At first 5 tracks and just 35 minutes seems disappointing but it’s longer than at least two of the albums from last month’s album digest and in this case it’s all killer and no filler. It even manages to sound like a full length album by virtue of being varied and variegated throughout. First track “Monument” is long and lazy, it seems to be about the singularity or some such. It starts with pulses and beats, then a digitized saxophone appears (definitely the best sax on a record since Röyksopp’s own “She’s So” back on “Melody AM”) that becomes more and more “real” (as in acoustic-sounding) as the track progresses. Coupled to Robyn’s elegiac and moody vocal it’s a very stately opener.

Next up is “Sayit”, in which a speak and spell is instructed on how to get its freak on by Robyn.

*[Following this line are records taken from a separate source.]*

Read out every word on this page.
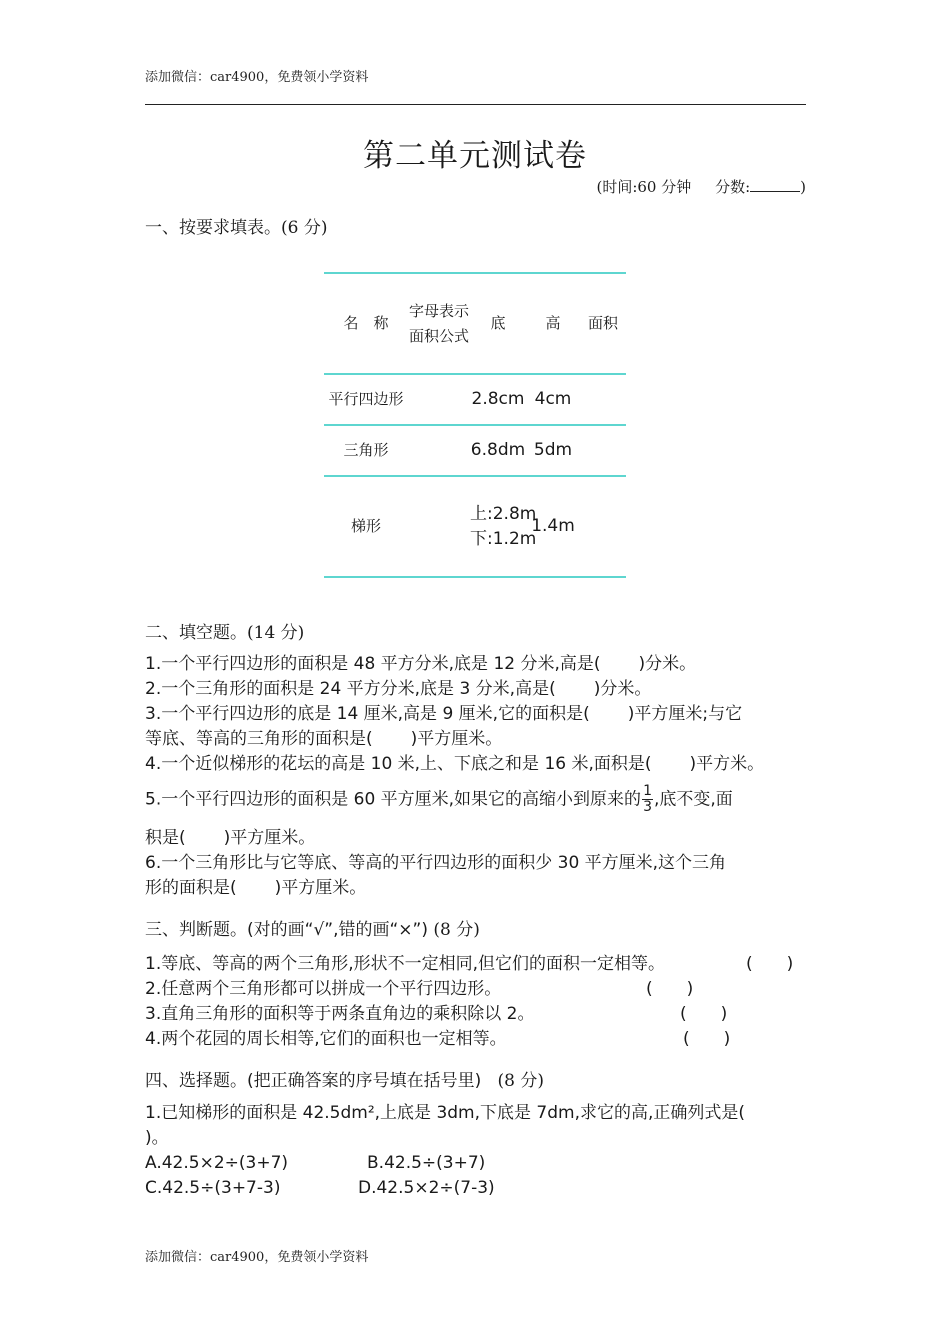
添加微信：car4900，免费领小学资料
第二单元测试卷
(时间:60 分钟 分数:	)
一、按要求填表。(6 分)
名　称	字母表示面积公式	底	高	面积
平行四边形		2.8cm	4cm	
三角形		6.8dm	5dm	
梯形		上:2.8m下:1.2m	1.4m	
二、填空题。(14 分)
1.一个平行四边形的面积是 48 平方分米,底是 12 分米,高是( )分米。
2.一个三角形的面积是 24 平方分米,底是 3 分米,高是( )分米。
3.一个平行四边形的底是 14 厘米,高是 9 厘米,它的面积是( )平方厘米;与它
等底、等高的三角形的面积是( )平方厘米。
4.一个近似梯形的花坛的高是 10 米,上、下底之和是 16 米,面积是( )平方米。
5.一个平行四边形的面积是 60 平方厘米,如果它的高缩小到原来的 $\frac{1}{3}$ ,底不变,面
积是( )平方厘米。
6.一个三角形比与它等底、等高的平行四边形的面积少 30 平方厘米,这个三角
形的面积是( )平方厘米。
三、判断题。(对的画“√”,错的画“×”) (8 分)
1.等底、等高的两个三角形,形状不一定相同,但它们的面积一定相等。	(　　)
2.任意两个三角形都可以拼成一个平行四边形。	(　　)
3.直角三角形的面积等于两条直角边的乘积除以 2。	(　　)
4.两个花园的周长相等,它们的面积也一定相等。	(　　)
四、选择题。(把正确答案的序号填在括号里) (8 分)
1.已知梯形的面积是 42.5dm²,上底是 3dm,下底是 7dm,求它的高,正确列式是(
)。
A.42.5×2÷(3+7)	B.42.5÷(3+7)
C.42.5÷(3+7-3)	D.42.5×2÷(7-3)
添加微信：car4900，免费领小学资料
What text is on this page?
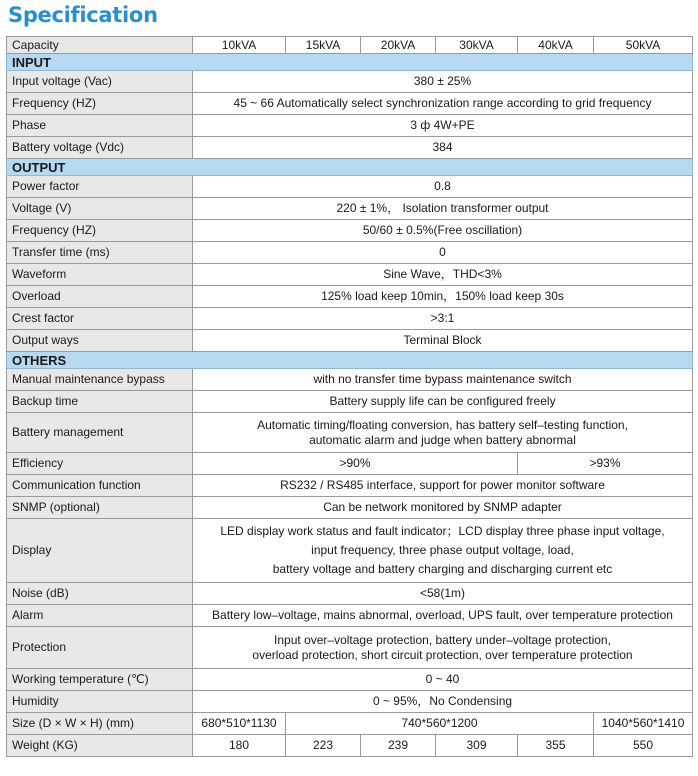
Specification
Capacity	10kVA	15kVA	20kVA	30kVA	40kVA	50kVA
INPUT						
Input voltage (Vac)	380 ± 25%					
Frequency (HZ)	45 ~ 66 Automatically select synchronization range according to grid frequency					
Phase	3 ф 4W+PE					
Battery voltage (Vdc)	384					
OUTPUT						
Power factor	0.8					
Voltage (V)	220 ± 1%， Isolation transformer output					
Frequency (HZ)	50/60 ± 0.5%(Free oscillation)					
Transfer time (ms)	0					
Waveform	Sine Wave，THD<3%					
Overload	125% load keep 10min，150% load keep 30s					
Crest factor	>3:1					
Output ways	Terminal Block					
OTHERS						
Manual maintenance bypass	with no transfer time bypass maintenance switch					
Backup time	Battery supply life can be configured freely					
Battery management	Automatic timing/floating conversion, has battery self–testing function,
automatic alarm and judge when battery abnormal					

Efficiency	>90%				>93%	
Communication function	RS232 / RS485 interface, support for power monitor software					
SNMP (optional)	Can be network monitored by SNMP adapter					
Display	LED display work status and fault indicator；LCD display three phase input voltage,
input frequency, three phase output voltage, load,
battery voltage and battery charging and discharging current etc					

Noise (dB)	<58(1m)					
Alarm	Battery low–voltage, mains abnormal, overload, UPS fault, over temperature protection					
Protection	Input over–voltage protection, battery under–voltage protection,
overload protection, short circuit protection, over temperature protection					

Working temperature (℃)	0 ~ 40					
Humidity	0 ~ 95%，No Condensing					
Size (D × W × H) (mm)	680*510*1130	740*560*1200				1040*560*1410
Weight (KG)	180	223	239	309	355	550
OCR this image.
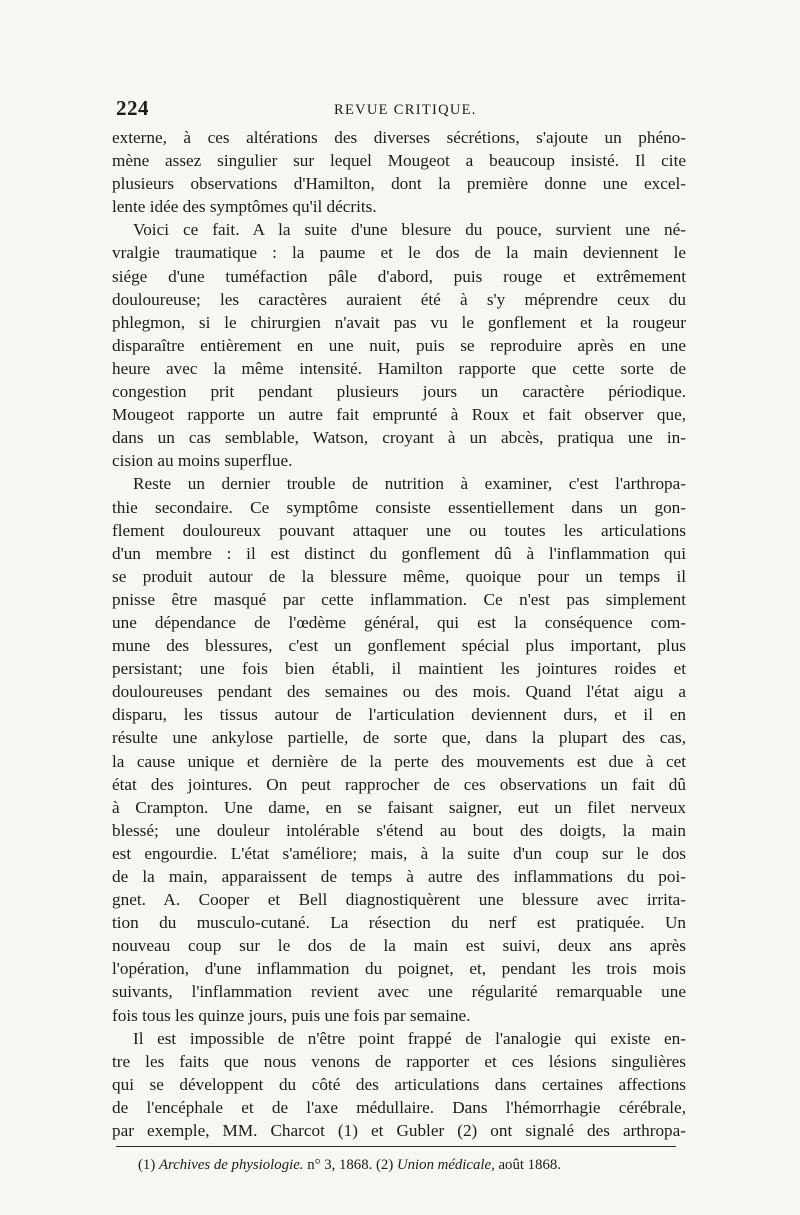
224	REVUE CRITIQUE.
externe, à ces altérations des diverses sécrétions, s'ajoute un phéno-
mène assez singulier sur lequel Mougeot a beaucoup insisté. Il cite
plusieurs observations d'Hamilton, dont la première donne une excel-
lente idée des symptômes qu'il décrits.
Voici ce fait. A la suite d'une blesure du pouce, survient une né-
vralgie traumatique : la paume et le dos de la main deviennent le
siége d'une tuméfaction pâle d'abord, puis rouge et extrêmement
douloureuse; les caractères auraient été à s'y méprendre ceux du
phlegmon, si le chirurgien n'avait pas vu le gonflement et la rougeur
disparaître entièrement en une nuit, puis se reproduire après en une
heure avec la même intensité. Hamilton rapporte que cette sorte de
congestion prit pendant plusieurs jours un caractère périodique.
Mougeot rapporte un autre fait emprunté à Roux et fait observer que,
dans un cas semblable, Watson, croyant à un abcès, pratiqua une in-
cision au moins superflue.
Reste un dernier trouble de nutrition à examiner, c'est l'arthropa-
thie secondaire. Ce symptôme consiste essentiellement dans un gon-
flement douloureux pouvant attaquer une ou toutes les articulations
d'un membre : il est distinct du gonflement dû à l'inflammation qui
se produit autour de la blessure même, quoique pour un temps il
pnisse être masqué par cette inflammation. Ce n'est pas simplement
une dépendance de l'œdème général, qui est la conséquence com-
mune des blessures, c'est un gonflement spécial plus important, plus
persistant; une fois bien établi, il maintient les jointures roides et
douloureuses pendant des semaines ou des mois. Quand l'état aigu a
disparu, les tissus autour de l'articulation deviennent durs, et il en
résulte une ankylose partielle, de sorte que, dans la plupart des cas,
la cause unique et dernière de la perte des mouvements est due à cet
état des jointures. On peut rapprocher de ces observations un fait dû
à Crampton. Une dame, en se faisant saigner, eut un filet nerveux
blessé; une douleur intolérable s'étend au bout des doigts, la main
est engourdie. L'état s'améliore; mais, à la suite d'un coup sur le dos
de la main, apparaissent de temps à autre des inflammations du poi-
gnet. A. Cooper et Bell diagnostiquèrent une blessure avec irrita-
tion du musculo-cutané. La résection du nerf est pratiquée. Un
nouveau coup sur le dos de la main est suivi, deux ans après
l'opération, d'une inflammation du poignet, et, pendant les trois mois
suivants, l'inflammation revient avec une régularité remarquable une
fois tous les quinze jours, puis une fois par semaine.
Il est impossible de n'être point frappé de l'analogie qui existe en-
tre les faits que nous venons de rapporter et ces lésions singulières
qui se développent du côté des articulations dans certaines affections
de l'encéphale et de l'axe médullaire. Dans l'hémorrhagie cérébrale,
par exemple, MM. Charcot (1) et Gubler (2) ont signalé des arthropa-
(1) Archives de physiologie. n° 3, 1868. (2) Union médicale, août 1868.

It’s a wonderful tune that makes a huge racket and shows exactly how a Kraftwerk record would (or maybe just should) sound now - that is if they’d continued along the lines of “Electric Café/Techno Pop” route - the fussy narrator of “The House Phone” short circuited into a “fuck mechanic” and a growling techno monster. This is jolting visceral stuff and you can hear why an EP is ideal, the short run time allows for this one great peak.

The title track is the most Robyn-dominated song here and very much like songs from “Body Talk”. It has a clever lyric that’s conflicted, either the two lovers in the song should not get back together because they’ll only “do it again” or they should get back together so that they can indeed “do it again”. Deliciously the song never comes down on a decision either way. The next song “Every Little Thing” is probably the weakest thing here, the backing sounds recycled from Röyksopp’s “What Else Is There?” of “The Understanding” (the track that did more than any other to convince me that The Knife’s Karin Dreijer Andersson has a fantastic voice) and the lyric and song are not quite up to Robyn’s super high stands. The lovely cooing chorus is what saves it though, what it lacks in bells and whistles it makes up a little in heart.

Finally there’s the amazing “Inside The Idle Hour Club” - the best single track that I’ve heard so far this year. A sprawling 10 minute ambient instrumental, it manages to achieve everything Röyksopp tried and failed to do on “Senior”. It’s utterly mellow and absorbing, and ends in angelic choirs. It’s the only track that I am going to embed from this month. Overall “Do It Again” is a compelling mini-album that doesn’t over stay its welcome and manages to bear repeat listens, highly recommended.